Que não corre da raia a troco de nada

Eu vou no bloco dessa mocidade

Que não tá na saudade e constrói

A manhã desejada”.

(Gonzaguinha)

 

 

RESUMO 

Falo aqui da juventude contemporânea. Não trato das várias realidades que a cerca, procuro, apenas, atualizá-la frente a necessidade que esta possui de ter liberdade de expressão e direito à participação ativa nos destinos das comunidades existenciais onde ela vive. Por acreditar que toda sociedade possui sua rota de fuga, embora esta não seja percebida facilmente ou esteja correndo risco de ser reprimida pelos movimentos usurpadores do momento, penso que é chegado o momento de se quebrar paradigmas e estabelecer novas formas de vida e de valores. O Brasil atravessa nesse instante uma crise profunda. Hoje, mais do que nunca, nós brasileiros precisamos inaugurar um tempo para mudanças. Vejo nesse momento a necessidade de fazermos um aceno à nossa juventude, para que ela ocupe o papel de protagonista que lhe cabe dentro do processo de transformação da nação brasileira que está sendo usurpada. Chegou a hora de defendermos a ideia de um país mais igual para todos, de um projeto de nação mais humana, mais ética e mais justa.

 

INTRODUÇÃO

Vivemos hoje o tempo das novidades, o que é considerado “novo” dispõe, ordena e altera tudo o que nos envolve. Ele se une, se associa com o “moderno” e com tudo que se diz ser moda. Se é bom, então, é tido como pós-moderno. Contudo, não quero falar aqui sobre as realidades que dizem respeito a esse novo, tendo de recorrer a clichês que tanto prejudicam o exercício ativo do pensamento, principalmente, por estar falando neste artigo sobre questões que envolvem a juventude contemporânea.

Ainda que a pós-modernidade esteja aí para impulsionar as máquinas de desejo, lançando a juventude ao consumo doentio, penso que ainda é possível mudar de rota e transformar esse cenário sombrio em algo mais iluminado. Acredito que toda e qualquer sociedade possui suas rotas de fuga, mesmo que estas não sejam facilmente percebidas ou estejam correndo perigo de serem reprimidas pelos movimentos usurpadores que nos pressionam e nos submetem nesses dias de crise.
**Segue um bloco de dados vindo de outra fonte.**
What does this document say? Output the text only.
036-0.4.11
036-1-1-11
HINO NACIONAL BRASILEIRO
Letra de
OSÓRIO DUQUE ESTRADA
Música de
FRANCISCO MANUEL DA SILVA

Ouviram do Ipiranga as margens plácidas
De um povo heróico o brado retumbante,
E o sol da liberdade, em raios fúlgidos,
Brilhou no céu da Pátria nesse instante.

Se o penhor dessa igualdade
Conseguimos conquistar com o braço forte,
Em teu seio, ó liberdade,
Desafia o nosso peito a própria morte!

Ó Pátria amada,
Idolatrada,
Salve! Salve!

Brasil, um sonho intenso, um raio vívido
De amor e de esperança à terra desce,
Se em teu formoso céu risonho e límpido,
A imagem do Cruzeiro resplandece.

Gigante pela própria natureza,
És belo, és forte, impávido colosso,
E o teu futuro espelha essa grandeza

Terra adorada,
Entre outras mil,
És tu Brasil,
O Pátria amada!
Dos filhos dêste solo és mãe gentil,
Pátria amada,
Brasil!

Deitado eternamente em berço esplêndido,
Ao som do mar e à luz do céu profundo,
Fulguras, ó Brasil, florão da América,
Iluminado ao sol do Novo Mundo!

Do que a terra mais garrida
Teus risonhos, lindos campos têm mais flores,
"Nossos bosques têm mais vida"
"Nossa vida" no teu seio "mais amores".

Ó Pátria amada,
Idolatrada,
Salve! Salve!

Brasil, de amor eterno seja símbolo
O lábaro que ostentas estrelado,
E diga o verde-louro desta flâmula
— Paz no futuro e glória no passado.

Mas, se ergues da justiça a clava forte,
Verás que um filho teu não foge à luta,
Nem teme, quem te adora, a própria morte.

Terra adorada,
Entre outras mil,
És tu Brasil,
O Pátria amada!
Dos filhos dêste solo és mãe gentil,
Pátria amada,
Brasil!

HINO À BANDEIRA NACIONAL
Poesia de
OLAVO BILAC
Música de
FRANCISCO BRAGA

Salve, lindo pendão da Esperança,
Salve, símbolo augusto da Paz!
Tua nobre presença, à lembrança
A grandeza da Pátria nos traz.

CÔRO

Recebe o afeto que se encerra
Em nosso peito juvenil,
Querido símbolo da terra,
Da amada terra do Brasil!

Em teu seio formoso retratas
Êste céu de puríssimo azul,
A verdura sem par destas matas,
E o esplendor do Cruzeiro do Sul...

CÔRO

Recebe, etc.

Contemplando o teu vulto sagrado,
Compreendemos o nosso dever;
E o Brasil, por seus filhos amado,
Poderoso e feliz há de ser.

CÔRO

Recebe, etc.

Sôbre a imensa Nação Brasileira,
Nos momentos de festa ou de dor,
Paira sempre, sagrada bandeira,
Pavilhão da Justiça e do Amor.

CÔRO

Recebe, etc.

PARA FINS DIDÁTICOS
Não podemos negar que esse mecanismo repressor existe, e que é perverso, mas, o que não pode de modo algum ocorrer, é compreender isto, que se sabe sobre o atual estado de coisas, e usá-la como justificativa para conformismos e resignações. Não podemos aceitar esse fatalismo.

Não podemos nos deixar subjugar, curvar-se diante dos poderes instituídos e aceitar todo tipo de sujeição. Isto, ao meu ver, é uma atitude característica dos fracos de espírito, dos que se encontram profundamente enfermos para reagir e tentar modificar esse estágio deplorável de nossas vidas, que se encontram ameaçadas de destruição por forças reacionárias que atentaram e continuam atentando contra a nossa jovem democracia, para se tomar de assalto o poder constituído.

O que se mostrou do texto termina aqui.